I wanted to share with you one of the scientific observations around empathy that’s taught in the Search Inside Yourself program, and is so important for us to reckon with right now.

Numerous studies point to a startling truth: we tend to exhibit less empathy towards those we view as different.

Ask yourself if can you think of a moment where this was true in your life.

Whether we like to admit it or not, most of us have been guilty of caring less for those that look, talk, or act differently than us.

In recent decades, we’ve gained more understanding through neuroscience as to how ingrained biases affect the brain’s neural responses and in turn, our behavior.

The important thing to note is that much of this is happening subconsciously, deep in the circuitry of our brain.

To illustrate this further, take the research of Dr. David Eagleman, a neuroscientist, adjunct professor atStanford University School of Medicine, and Executive Director at the Center for Science and Law.

He conducted a study in 2015 in which they measured the brain activity of participants as they watched a video of a needle being poked into a stranger’s hand.

The catch?

Participants saw a label affixed to each hand that denoted the supposed religious supposed affiliation of that participant (e.g. Jewish, Christian, Atheist, etc.).

This primed the participants to view each hand through a lens of “In-Group” vs. “Out-Group.” In essence, they wanted to see whether a Christian would react in the same way to a Jewish hand being poked as to a Christian one.

(Note: this isn’t just affected by religion. Even seeing someone wearing your team’s football jersey can affect your brain’s empathic response, as this study demonstrated.)

The result?

Dr. Eagleman found that this simple one-word religious label affected the brain’s neural response to pain.

In short, our brains tend to show less empathic response to those in our “Out-group” as opposed to those in our “In-Group.”

So what can you do?

While the research is relatively new, there is a growing body of evidence to suggest that mental training, specifically focused on compassion, can make heighten the emotional response in our brains to the suffering of others.

By consciously seeing similarities in others, we can train our brains to exhibit more empathy, which hopefully can result more understanding and kindness in a world that needs it.

Watch here: PBS: The Brain with David Eagleman: In-Group/Out-Group

I highly recommend spending 2 minutes watching the clip but be careful if you are squeamish about needles.


There are many ways in which you might practice seeing similarities in others. This exercise is inspired by SIY and one I’ve found pragmatic and beneficial.

You can practice this at home by imagining someone that you’re finding frustrating or difficult at the moment, or you can do this in-the-moment when you find yourself in a challenging situation (ex. waiting in a long queue).

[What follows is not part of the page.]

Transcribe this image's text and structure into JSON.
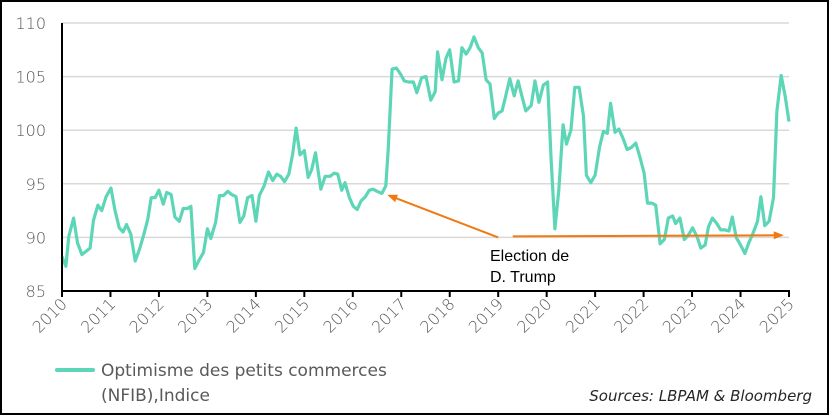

1. Settle the Mind. Begin with a few deep breaths. This helps us build presence, relax the body, and create space for perspective-taking.

2. See Similarities. Bring to mind some commonalities with this other person. You might recognize that just like you, this other person is seeking happiness in their life. Or you might think how this person has also experienced sadness and loss in their life, just like you.

3. Offer Kindness. This can be done in your thoughts, as a mental exercise, or you might have the opportunity to actually treat this other person with kindness. Just remember, even the act of thinking kind and compassionate thoughts can rewire our brain through neuroplasticity and create a lasting change in how you perceive and act towards others.


We see the world not as it is, but as we are.